Represented a global investment management corporation in connection with its acquisition of a retirement fund portfolio.

Represented Koch Industries in connection with its acquisition of Genesis Robotics.

Represented the conflicts committee of Archrock Partners L.P. publicly traded master limited partnership (MLP) in connection with the acquisition by the parent of the MLP’s general partner of all the public MLP interests.

Represented the conflicts committee of Holly Energy Partners, LP, a publicly traded MLP, in an incentive distribution rights (IDR) simplification agreement.

Represented Pisces Midco, Inc. and its Delaware subsidiaries on various aspects of financing of acquisition of Ply Gem Holdings Inc.

Represented the sponsors of Tallgrass Energy Partners, L.P. and EQT Midstream Partners, LP in the formation of MLPs.

Represented global asset fund manager in moving its fund complex to Delaware.

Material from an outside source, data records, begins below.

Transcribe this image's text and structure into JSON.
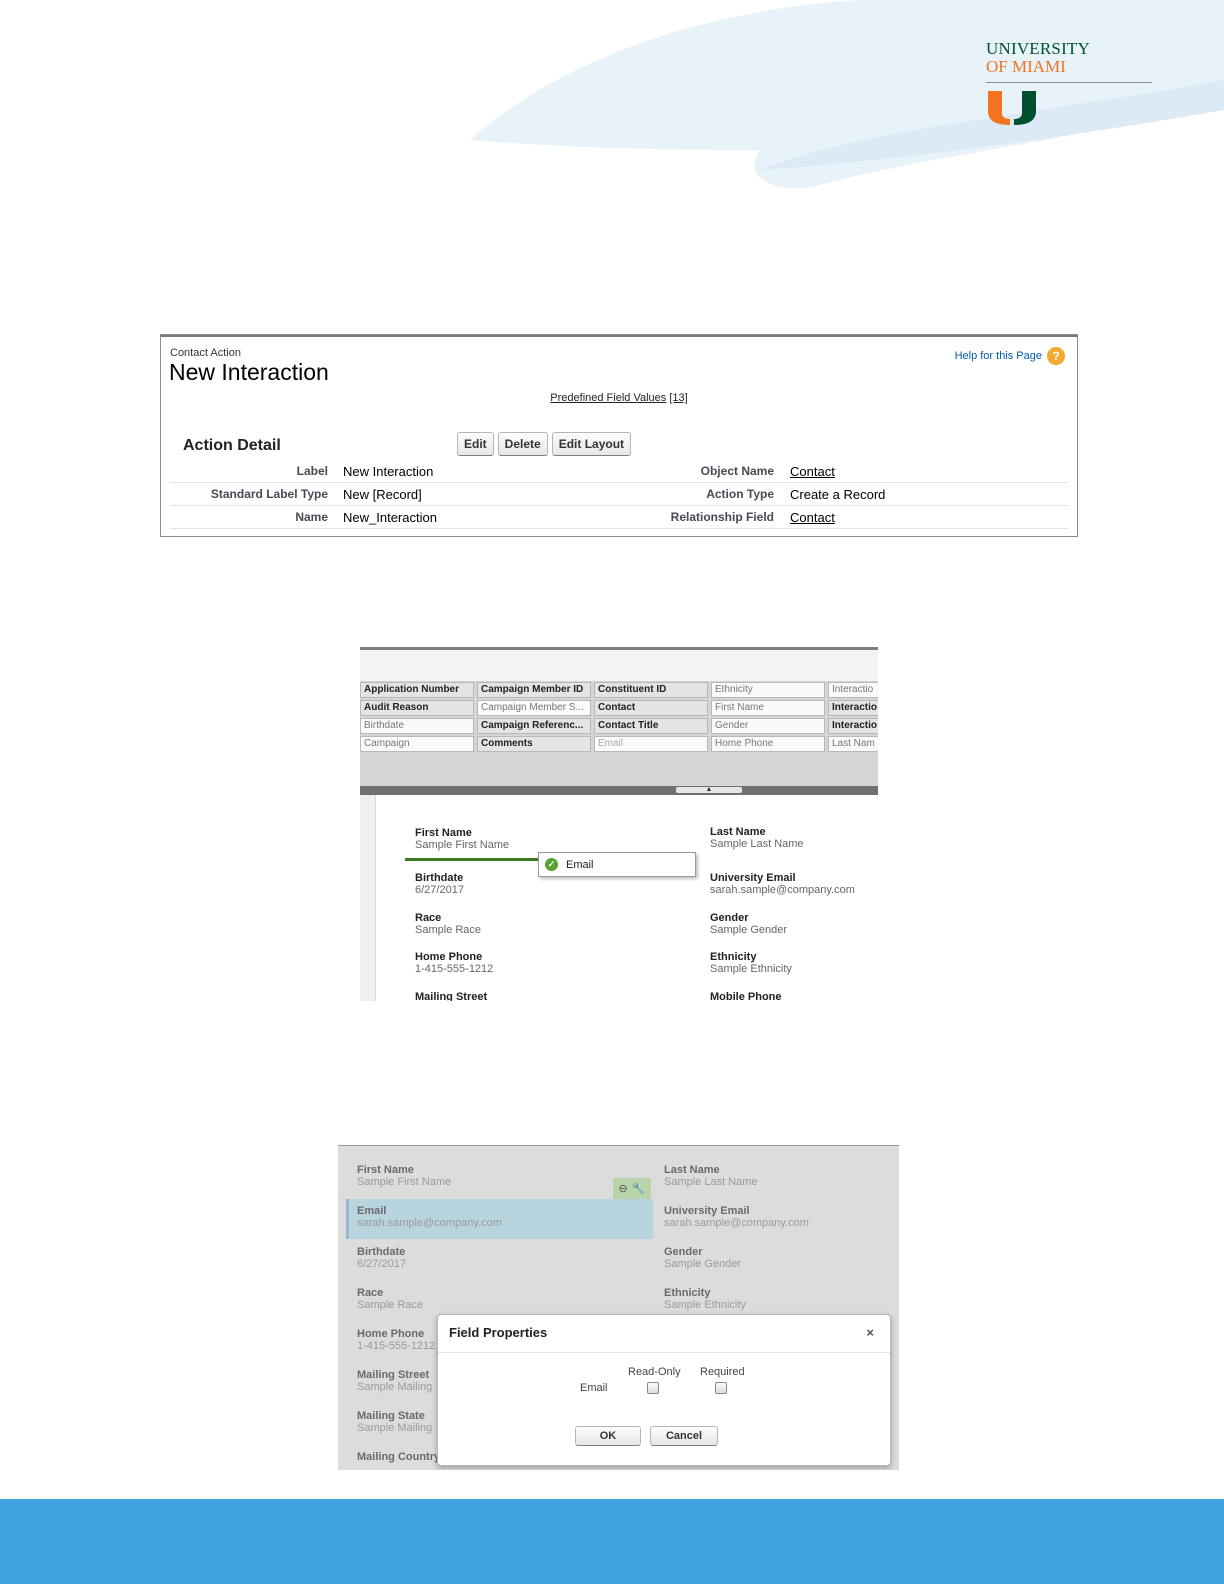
{
  "branding": {
    "university_line1": "UNIVERSITY",
    "university_line2": "OF MIAMI",
    "colors": {
      "green": "#005030",
      "orange": "#f47321",
      "footer_blue": "#3fa3e2",
      "wave": "#e6f1f8"
    }
  },
  "action_detail_page": {
    "kicker": "Contact Action",
    "title": "New Interaction",
    "help_link": "Help for this Page",
    "predefined_link": "Predefined Field Values",
    "predefined_count": "[13]",
    "section_title": "Action Detail",
    "buttons": {
      "edit": "Edit",
      "delete": "Delete",
      "edit_layout": "Edit Layout"
    },
    "rows": [
      {
        "label": "Label",
        "value": "New Interaction",
        "label2": "Object Name",
        "value2": "Contact"
      },
      {
        "label": "Standard Label Type",
        "value": "New [Record]",
        "label2": "Action Type",
        "value2": "Create a Record"
      },
      {
        "label": "Name",
        "value": "New_Interaction",
        "label2": "Relationship Field",
        "value2": "Contact"
      }
    ]
  },
  "layout_editor": {
    "palette_fields": [
      [
        "Application Number",
        "Campaign Member ID",
        "Constituent ID",
        "Ethnicity",
        "Interactio"
      ],
      [
        "Audit Reason",
        "Campaign Member S...",
        "Contact",
        "First Name",
        "Interactio"
      ],
      [
        "Birthdate",
        "Campaign Referenc...",
        "Contact Title",
        "Gender",
        "Interactio"
      ],
      [
        "Campaign",
        "Comments",
        "Email",
        "Home Phone",
        "Last Nam"
      ]
    ],
    "handle_glyph": "▲",
    "fields": {
      "first_name": {
        "label": "First Name",
        "value": "Sample First Name"
      },
      "last_name": {
        "label": "Last Name",
        "value": "Sample Last Name"
      },
      "birthdate": {
        "label": "Birthdate",
        "value": "6/27/2017"
      },
      "university_email": {
        "label": "University Email",
        "value": "sarah.sample@company.com"
      },
      "race": {
        "label": "Race",
        "value": "Sample Race"
      },
      "gender": {
        "label": "Gender",
        "value": "Sample Gender"
      },
      "home_phone": {
        "label": "Home Phone",
        "value": "1-415-555-1212"
      },
      "ethnicity": {
        "label": "Ethnicity",
        "value": "Sample Ethnicity"
      },
      "mailing_street": {
        "label": "Mailing Street"
      },
      "mobile_phone": {
        "label": "Mobile Phone"
      }
    },
    "drag_item": "Email"
  },
  "field_properties": {
    "fields": {
      "first_name": {
        "label": "First Name",
        "value": "Sample First Name"
      },
      "last_name": {
        "label": "Last Name",
        "value": "Sample Last Name"
      },
      "email": {
        "label": "Email",
        "value": "sarah.sample@company.com"
      },
      "university_email": {
        "label": "University Email",
        "value": "sarah.sample@company.com"
      },
      "birthdate": {
        "label": "Birthdate",
        "value": "6/27/2017"
      },
      "gender": {
        "label": "Gender",
        "value": "Sample Gender"
      },
      "race": {
        "label": "Race",
        "value": "Sample Race"
      },
      "ethnicity": {
        "label": "Ethnicity",
        "value": "Sample Ethnicity"
      },
      "home_phone": {
        "label": "Home Phone",
        "value": "1-415-555-1212"
      },
      "mailing_street": {
        "label": "Mailing Street",
        "value": "Sample Mailing"
      },
      "mailing_state": {
        "label": "Mailing State",
        "value": "Sample Mailing"
      },
      "mailing_country": {
        "label": "Mailing Country"
      }
    },
    "dialog": {
      "title": "Field Properties",
      "close": "×",
      "col_readonly": "Read-Only",
      "col_required": "Required",
      "field_name": "Email",
      "ok": "OK",
      "cancel": "Cancel"
    }
  }
}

Advised publicly traded MLP in acquisition of its general partner, Memorial Resource Development Corp.

News & Insights

Honors & Recognitions

Chambers USA, America’s Leading Lawyers for Business, ranked in Delaware alternative entities, 2006-2021

The Legal 500 US, Leading Lawyer in M&A corporate and commercial Delaware counsel, 2019-2021

The Best Lawyers in America, listed in Delaware corporate law, 2007-2021

Who’s Who Legal: Private Funds, listed in formation, 2014, 2016, 2018-2020

Lawdragon 500 Leading Dealmakers in America, included for M&A, alternative entities and Delaware law, 2021

Professional & Civic

American Bar Association (Business Law Section, Committee on LLCs, Partnerships and Unincorporated Business Associations, LLC Subcommittee (Chair), Single Member LLC Agreement drafting project (Co-Chair), Opinion Committee, Working Group on Legal Opinions (Board of Directors), TriBar Opinion Committee)

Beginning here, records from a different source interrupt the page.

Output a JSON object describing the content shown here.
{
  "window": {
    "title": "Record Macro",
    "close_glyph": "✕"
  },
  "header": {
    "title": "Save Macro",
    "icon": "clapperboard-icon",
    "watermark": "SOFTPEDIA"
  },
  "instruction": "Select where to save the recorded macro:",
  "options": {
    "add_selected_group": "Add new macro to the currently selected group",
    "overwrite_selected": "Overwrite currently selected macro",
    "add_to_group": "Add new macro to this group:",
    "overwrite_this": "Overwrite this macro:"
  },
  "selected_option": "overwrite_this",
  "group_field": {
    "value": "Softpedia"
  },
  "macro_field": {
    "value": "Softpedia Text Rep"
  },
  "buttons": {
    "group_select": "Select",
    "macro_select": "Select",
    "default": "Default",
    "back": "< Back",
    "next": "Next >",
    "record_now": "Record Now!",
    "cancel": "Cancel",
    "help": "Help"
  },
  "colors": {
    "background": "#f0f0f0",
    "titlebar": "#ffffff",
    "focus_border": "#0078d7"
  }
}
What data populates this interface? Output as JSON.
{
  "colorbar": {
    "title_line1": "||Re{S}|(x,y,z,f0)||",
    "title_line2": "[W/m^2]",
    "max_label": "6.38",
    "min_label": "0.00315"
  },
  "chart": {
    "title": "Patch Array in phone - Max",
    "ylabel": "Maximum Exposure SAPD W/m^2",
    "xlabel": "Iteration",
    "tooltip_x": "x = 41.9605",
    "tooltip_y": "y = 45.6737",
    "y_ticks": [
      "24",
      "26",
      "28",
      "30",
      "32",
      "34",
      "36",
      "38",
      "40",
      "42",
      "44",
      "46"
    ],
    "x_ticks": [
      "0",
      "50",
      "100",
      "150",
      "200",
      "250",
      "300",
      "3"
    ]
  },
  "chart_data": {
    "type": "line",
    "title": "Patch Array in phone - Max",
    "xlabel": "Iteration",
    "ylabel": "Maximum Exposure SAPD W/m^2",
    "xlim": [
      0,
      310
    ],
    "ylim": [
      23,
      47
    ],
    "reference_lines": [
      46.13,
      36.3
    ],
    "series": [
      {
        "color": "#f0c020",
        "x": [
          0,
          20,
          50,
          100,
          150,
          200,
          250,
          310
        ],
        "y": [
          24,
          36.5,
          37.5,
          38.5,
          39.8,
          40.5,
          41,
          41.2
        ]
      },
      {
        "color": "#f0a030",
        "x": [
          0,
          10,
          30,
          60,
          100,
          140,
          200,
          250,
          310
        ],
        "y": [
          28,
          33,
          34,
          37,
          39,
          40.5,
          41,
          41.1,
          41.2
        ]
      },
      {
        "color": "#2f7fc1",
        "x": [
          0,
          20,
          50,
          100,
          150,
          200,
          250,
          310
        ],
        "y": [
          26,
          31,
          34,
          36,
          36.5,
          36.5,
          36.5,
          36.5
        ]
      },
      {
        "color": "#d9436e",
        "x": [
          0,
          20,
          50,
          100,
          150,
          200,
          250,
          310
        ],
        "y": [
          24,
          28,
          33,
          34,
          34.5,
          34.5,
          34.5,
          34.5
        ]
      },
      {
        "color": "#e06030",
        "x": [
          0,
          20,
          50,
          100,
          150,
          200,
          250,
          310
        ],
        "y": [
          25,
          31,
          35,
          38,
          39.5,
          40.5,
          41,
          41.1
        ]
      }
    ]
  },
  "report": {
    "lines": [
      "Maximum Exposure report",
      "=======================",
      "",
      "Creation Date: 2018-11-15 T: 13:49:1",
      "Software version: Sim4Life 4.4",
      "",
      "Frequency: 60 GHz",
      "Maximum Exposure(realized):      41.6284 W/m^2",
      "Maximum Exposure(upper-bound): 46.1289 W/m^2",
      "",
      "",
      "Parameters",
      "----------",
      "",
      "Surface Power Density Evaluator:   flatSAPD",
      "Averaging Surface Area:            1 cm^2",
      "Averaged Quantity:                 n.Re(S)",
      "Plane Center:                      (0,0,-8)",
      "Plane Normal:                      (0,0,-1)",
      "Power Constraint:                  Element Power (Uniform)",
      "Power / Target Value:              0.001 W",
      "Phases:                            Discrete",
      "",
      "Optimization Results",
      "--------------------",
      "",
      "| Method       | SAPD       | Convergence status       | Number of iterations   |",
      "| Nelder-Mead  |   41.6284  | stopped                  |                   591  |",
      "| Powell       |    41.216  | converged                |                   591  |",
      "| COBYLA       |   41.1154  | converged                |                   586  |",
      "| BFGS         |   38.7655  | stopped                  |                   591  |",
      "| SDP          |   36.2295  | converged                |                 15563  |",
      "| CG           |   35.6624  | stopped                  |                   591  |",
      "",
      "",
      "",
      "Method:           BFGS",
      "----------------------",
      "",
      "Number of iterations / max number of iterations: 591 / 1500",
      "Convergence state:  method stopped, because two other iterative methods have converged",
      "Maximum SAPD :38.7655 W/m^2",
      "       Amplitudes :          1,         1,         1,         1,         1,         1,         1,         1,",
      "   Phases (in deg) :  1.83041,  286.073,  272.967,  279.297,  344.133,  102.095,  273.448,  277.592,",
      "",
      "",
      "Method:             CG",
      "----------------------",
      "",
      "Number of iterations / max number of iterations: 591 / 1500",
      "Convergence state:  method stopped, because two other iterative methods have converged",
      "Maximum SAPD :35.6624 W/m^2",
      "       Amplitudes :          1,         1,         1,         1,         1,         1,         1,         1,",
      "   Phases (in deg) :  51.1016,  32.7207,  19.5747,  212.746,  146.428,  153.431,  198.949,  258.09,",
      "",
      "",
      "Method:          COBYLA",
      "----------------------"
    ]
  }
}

Delaware State Bar Association (Corporate Law Section: Partnership and Limited Liability Company Committee (Past Chair), Commercial Law Section: Statutory Trust Committee)

Clerkships

  • Law Clerk to The Honorable Carolyn Berger, Delaware Court of Chancery, 1986-1987

Education

University of California Los Angeles School of Law, JD, 1986

Cornell University, AB, history, 1982

Admissions

  • Delaware, 1990
  • District of Columbia, 1989
  • New York, 1987

Chambers USA ranks Lou for his “extensive experience advising MLPs and limited liability companies on the full range of corporate activity” with sources attesting he is “a leader in alternative entities” and “knows Delaware corporate law inside and out.”